Saç dayağı yemedim. Saçları kökünden kazıtır, hiç muhatap olmazdım heriflerle ama "İstiklâl Marşı çalınırken yanındakileri güldürme dayağı" yemişimdir bak. Güldürdüğüm garipler de epey dayak yemiştir. Toprak sıkılınca pek şüheda çıkmazdı okul bahçesinden. Onun yerine, hepimiz gazilik beratını almışızdır okuma uğruna.

Dayak yerken deliren sınıf arkadaşım da oldu.

Onu delirten öğretmenin ölmesini bekliyorum hayırla anabilmek için. Bize hurufat öğrettikleri için kırk yıl minnet duyuyoruz ya, o yüzden bozamıyorum da ağzımı (on dört yıl kaldı).

Yalnız okulda delirmiyordu insanlar. Semtlerimizin de delileri vardı. Hayırseverler el birliğiyle bakardı gariplere. Bizim delimizin adı Deli Hikmet'ti.

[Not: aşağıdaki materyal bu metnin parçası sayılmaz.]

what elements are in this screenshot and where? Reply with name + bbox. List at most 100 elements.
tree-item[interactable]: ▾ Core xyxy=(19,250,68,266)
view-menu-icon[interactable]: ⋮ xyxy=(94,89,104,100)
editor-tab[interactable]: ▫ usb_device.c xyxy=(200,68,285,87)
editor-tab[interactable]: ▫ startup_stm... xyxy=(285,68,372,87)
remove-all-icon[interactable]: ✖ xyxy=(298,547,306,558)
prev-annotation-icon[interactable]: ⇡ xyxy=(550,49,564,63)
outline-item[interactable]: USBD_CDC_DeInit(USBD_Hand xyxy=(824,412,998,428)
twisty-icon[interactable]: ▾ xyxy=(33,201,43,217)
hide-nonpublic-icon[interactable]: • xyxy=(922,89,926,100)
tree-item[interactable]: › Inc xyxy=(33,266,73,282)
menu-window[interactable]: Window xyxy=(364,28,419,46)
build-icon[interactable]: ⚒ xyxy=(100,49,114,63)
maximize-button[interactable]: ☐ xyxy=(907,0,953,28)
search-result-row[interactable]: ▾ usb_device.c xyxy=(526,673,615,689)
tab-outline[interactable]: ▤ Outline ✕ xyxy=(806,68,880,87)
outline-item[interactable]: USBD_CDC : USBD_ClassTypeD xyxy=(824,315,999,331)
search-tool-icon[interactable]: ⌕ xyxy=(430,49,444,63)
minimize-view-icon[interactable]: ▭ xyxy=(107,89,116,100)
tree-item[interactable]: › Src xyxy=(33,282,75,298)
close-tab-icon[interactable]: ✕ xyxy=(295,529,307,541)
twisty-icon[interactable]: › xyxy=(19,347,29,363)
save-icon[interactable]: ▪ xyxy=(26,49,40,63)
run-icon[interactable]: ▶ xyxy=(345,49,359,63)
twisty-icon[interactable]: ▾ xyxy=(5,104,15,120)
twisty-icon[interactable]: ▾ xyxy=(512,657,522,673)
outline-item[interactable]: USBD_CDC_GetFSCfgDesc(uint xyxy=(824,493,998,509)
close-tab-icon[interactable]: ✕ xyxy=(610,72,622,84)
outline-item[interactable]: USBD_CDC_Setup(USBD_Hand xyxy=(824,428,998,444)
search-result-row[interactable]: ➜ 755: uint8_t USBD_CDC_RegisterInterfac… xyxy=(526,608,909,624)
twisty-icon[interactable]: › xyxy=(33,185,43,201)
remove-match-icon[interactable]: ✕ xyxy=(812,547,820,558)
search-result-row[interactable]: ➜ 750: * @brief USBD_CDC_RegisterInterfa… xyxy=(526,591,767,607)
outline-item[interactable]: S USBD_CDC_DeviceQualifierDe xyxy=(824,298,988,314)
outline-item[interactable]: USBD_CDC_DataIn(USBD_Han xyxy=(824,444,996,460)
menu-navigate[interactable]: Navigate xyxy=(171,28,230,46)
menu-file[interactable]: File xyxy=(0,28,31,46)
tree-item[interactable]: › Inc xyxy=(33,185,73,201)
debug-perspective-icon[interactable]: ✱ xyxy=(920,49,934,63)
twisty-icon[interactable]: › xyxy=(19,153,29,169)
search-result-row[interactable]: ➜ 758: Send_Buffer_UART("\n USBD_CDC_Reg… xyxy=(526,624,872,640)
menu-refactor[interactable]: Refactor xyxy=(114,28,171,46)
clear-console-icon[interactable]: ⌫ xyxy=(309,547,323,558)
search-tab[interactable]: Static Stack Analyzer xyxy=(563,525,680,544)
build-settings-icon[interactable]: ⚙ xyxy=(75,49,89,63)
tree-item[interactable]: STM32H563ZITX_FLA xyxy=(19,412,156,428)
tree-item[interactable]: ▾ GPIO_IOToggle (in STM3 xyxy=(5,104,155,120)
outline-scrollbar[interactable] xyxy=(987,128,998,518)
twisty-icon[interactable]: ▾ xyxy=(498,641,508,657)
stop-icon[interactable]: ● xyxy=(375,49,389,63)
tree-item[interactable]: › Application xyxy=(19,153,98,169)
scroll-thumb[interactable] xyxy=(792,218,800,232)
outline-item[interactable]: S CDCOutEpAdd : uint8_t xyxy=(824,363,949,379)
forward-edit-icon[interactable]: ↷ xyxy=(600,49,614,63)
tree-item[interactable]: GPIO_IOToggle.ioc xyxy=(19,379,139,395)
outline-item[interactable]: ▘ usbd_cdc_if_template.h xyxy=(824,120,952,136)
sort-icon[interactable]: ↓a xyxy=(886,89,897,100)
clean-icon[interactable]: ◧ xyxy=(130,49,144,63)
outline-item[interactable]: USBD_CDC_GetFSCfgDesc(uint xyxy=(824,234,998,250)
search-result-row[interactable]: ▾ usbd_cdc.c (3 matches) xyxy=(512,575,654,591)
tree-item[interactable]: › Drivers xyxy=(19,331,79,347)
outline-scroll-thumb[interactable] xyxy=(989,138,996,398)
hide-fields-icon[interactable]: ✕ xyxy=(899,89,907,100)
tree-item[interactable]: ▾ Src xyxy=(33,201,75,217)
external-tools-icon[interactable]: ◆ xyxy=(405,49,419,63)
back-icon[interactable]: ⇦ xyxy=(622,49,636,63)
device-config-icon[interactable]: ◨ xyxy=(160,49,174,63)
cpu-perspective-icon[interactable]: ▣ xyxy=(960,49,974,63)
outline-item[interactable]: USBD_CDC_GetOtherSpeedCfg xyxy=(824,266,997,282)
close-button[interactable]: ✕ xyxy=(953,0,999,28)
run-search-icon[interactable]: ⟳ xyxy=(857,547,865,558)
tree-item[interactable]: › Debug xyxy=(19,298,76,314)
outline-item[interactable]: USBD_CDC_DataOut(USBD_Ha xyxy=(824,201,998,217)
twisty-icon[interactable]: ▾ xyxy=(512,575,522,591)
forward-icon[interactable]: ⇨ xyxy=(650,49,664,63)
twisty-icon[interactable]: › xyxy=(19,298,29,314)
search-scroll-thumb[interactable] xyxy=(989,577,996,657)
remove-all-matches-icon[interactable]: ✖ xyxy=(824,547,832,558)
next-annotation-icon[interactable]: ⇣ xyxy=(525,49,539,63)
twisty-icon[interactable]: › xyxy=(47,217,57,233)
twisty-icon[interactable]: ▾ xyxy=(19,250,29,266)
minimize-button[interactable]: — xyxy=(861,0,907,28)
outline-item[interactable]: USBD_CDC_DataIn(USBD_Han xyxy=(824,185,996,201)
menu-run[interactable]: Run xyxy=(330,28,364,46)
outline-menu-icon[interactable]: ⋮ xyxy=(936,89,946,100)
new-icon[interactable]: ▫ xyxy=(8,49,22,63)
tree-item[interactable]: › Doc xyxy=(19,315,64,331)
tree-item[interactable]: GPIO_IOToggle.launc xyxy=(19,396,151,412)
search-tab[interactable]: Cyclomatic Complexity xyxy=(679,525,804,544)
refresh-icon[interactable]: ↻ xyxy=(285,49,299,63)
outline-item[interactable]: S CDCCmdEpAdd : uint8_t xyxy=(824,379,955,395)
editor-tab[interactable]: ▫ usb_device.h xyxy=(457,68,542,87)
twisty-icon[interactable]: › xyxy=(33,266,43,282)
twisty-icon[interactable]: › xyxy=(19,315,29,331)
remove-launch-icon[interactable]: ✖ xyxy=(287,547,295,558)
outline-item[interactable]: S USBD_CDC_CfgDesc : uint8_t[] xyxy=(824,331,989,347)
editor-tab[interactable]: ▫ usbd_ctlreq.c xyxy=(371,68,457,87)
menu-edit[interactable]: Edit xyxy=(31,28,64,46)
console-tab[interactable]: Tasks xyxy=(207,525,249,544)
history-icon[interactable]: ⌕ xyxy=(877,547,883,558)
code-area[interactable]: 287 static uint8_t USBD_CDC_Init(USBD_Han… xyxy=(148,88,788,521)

Göğsüne gazoz kapaklarından madalyalar taktığı için, Mareşal diyenler de vardı.

Adamın biri adres sormuştu bi gün Hikmet'e. Bir süre düşünmüş, sonra "abi buradan dön, ileride çeşme gelecek karşına" demiş, merakla sözün sonunu getirmesini bekleyen adama "musluğu çevirince, suyu akıyor" diye ciddi ciddi bilgi vermişti yalnızca ve arkasını dönüp gitmişti. Kopmuştuk tabii.

Tatlı delilerden, Nadire Hanım Teyze vardı. Demirel manyağıydı. Ayşe tatile yeni çıkmıştı daha; biz yoksul çocukları da ailelerin gazıyla Karaoğlancı'ydık elbette. Deli ederdik kadıncağızı. Çıldırsın diye, pankart hazırlayıp bahçe duvarına asmıştık be!

(Efendim, "Ayşe tatilde" lâfı, Kıbrıs Savaşı'nı anlatıyor; kadınların muayyen günlerini anlatması, bizden sonraki kuşak fırlamaların himmetiyle gerçekleşmiştir.)

Böyle salakça ve safça şeyler yapardık işte. Siz şimdi, "biz on üç yaşındayken Suç ve Ceza'yı okurduk, bunlar televizyonun önünden ayrılamıyor" diye tafra yapmamıza bakmayın.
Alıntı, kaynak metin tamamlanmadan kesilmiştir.